寒冷時における心得

 冬季には、VWならではの特徴が二つあります。
 空冷エンジンとヒーターです。冬には何処に駐車していてもご心配ご無用です。どんなに寒くても一発でエンジンがかかり、エンジンが暖まるにつれて、車内には暖かい空気が流れ込みます。

ヒーター
 冬季には最大限ご利用下さい。お足許の暖機放出口よりより導入される暖気量はご希望に従って調節できます。
 フロントシートび中間の2本のレバーの中、右側のレバーは、ヒータースイッチで、左側のレバーは、リアシート下側の放出口用コントロールレバーです。フロントシート用の床面放出口は、ハッチをスライドさせる事により放出量を調節出来ます。
 低温時の始動の場合、最初は、リアシート用の放出口は閉じておいた方が、ウインドシールドへのエアの供給量が多くなり、湿度が多くて、人いきれ等の為に、なりがちなガラスの曇りを防止出来ます。ウインドシールドの曇りが取れましたら、リアシート用の放出口を開いてください。その方が、車内が平均に、しかも早く暖まります。
 ヒーターを効かせる場合、ベントウィング(三角窓)を若干開いた方が早く効果があがります。それはヒーター装置により、車内の冷気を早く追い出し易いからです。
 どんな場合でも、冬季には、リアウインド下の空気取入孔を塞がないでください。エンジンの冷却の為にも、又キャブレターの為にも、多量の新鮮な空気が必要なのです。

エンジンオイル
 通常の場合には、SAE20W/20のオイルで大丈夫ですが、氷点以下に温度が下がりますと、どうしてもオイルが固くなり、始動の際にはご不便をお感じになるでしょう。気温の低下が予想される場合には、オイル交換の時には、あらかじめ、SAE10W、もしくは、SAE10W-30のオイルに入れ替えておきましょう。
 冬季主に短距離しか運転しない場合、オイル交換は、より頻繁に行ってください。(例えば2500km毎)オイルは、その場合、軽いめのHDオイル(ヘビーデューティーオイル)をご使用ください。
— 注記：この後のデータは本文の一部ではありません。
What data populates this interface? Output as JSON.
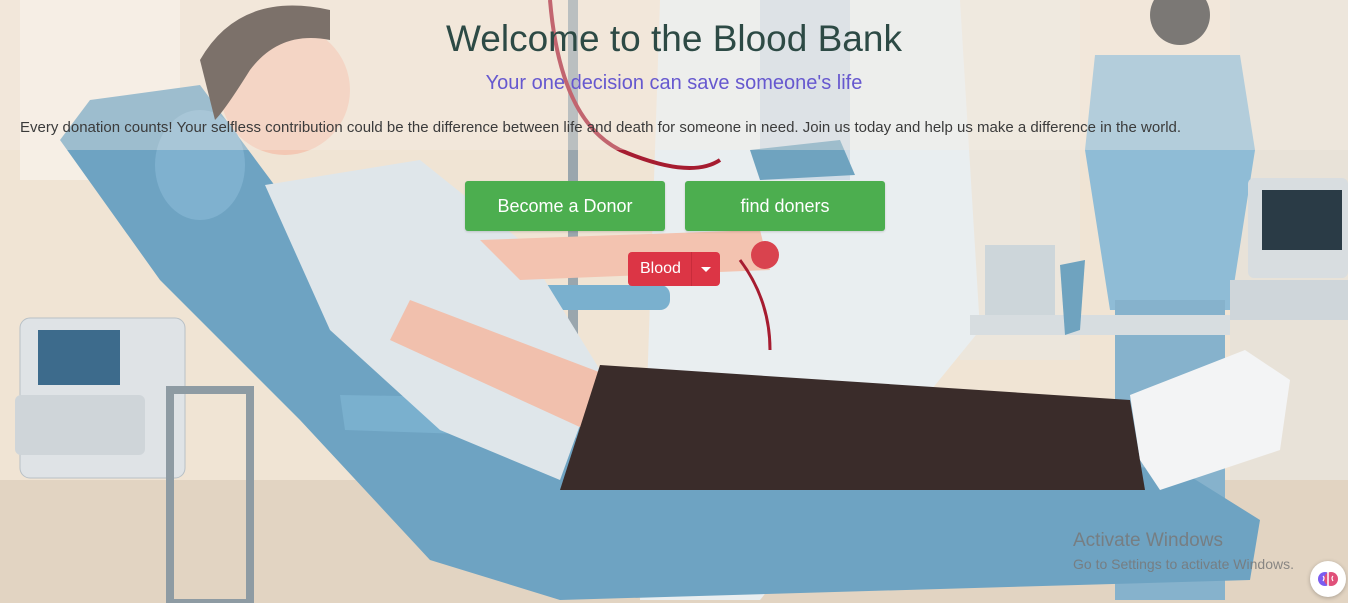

適正なオイル交換の周期はVW取り扱い店にご相談ください。
 気温の非常に低い地域では(-25℃以下)少なくとも、SAE5Wのものをご使用ください。又、オイル交換の時期は、1250kmが適当です。

トランスミッションオイル
 大抵の場合にはSAE90が使用されます。
 極地方等の非常に寒い地方では、粘度の薄いSAE80位のものと取り替えてください。

シャーシ
 冬季には、特に露出部分は、痛みが激しいものです。殊に道路氷結防止に薬剤を使用致しますが、それらの薬剤は、車体、特に塗装には悪影響を及ぼします。
 

バッテリー
 冬季には、スターターやヘッドライトの電力消費量が大きい為、特に気をつける必要があります。気温が下がってくれば、当然バッテリーの働きは、にぶくなるものですが、走っても主に短距離とか、市街地のみに限定されるような場合には、時々バッテリーチャージを行ってください。バッテリーとセルモーター間のケーブル類や、ターミナル類は何時も綺麗にしておきましょう。
 

スパークプラグ
 冬季には、特にプラグのギャップを開けすぎないように注意してください。通常の場合には0.7mmが基準ですが、極寒時には0.4〜0.5mmに狭めると始動時に楽です。

ブレーキ
 露出部分ですから、特に冬季は水沫によるブレーキドラムの凍結を引き起こします。駐車する際には、ハンドブレーキはかけないで、ギアをローか、リバースに入れてください。

ドアロック
 洗車の際には、ドアロックのシリンダーに水が浸入して凍ることがあります。洗車の前に、鍵穴等にカバーをかける等して水が中に入らない様に、又カバーをかけない時は、ロックに対して直接水を噴きつけない様にする事が先決問題です。もし、ロックが氷結してしまったら、キーを暖めて、ロックシリンダーの中に不凍液を注ぎ込めば、ロックを作動できます。

タイヤ
 編磨耗したり、磨耗の激しいタイヤは、冬季には特に危険です。適当な時期に新品と取り替えましょう。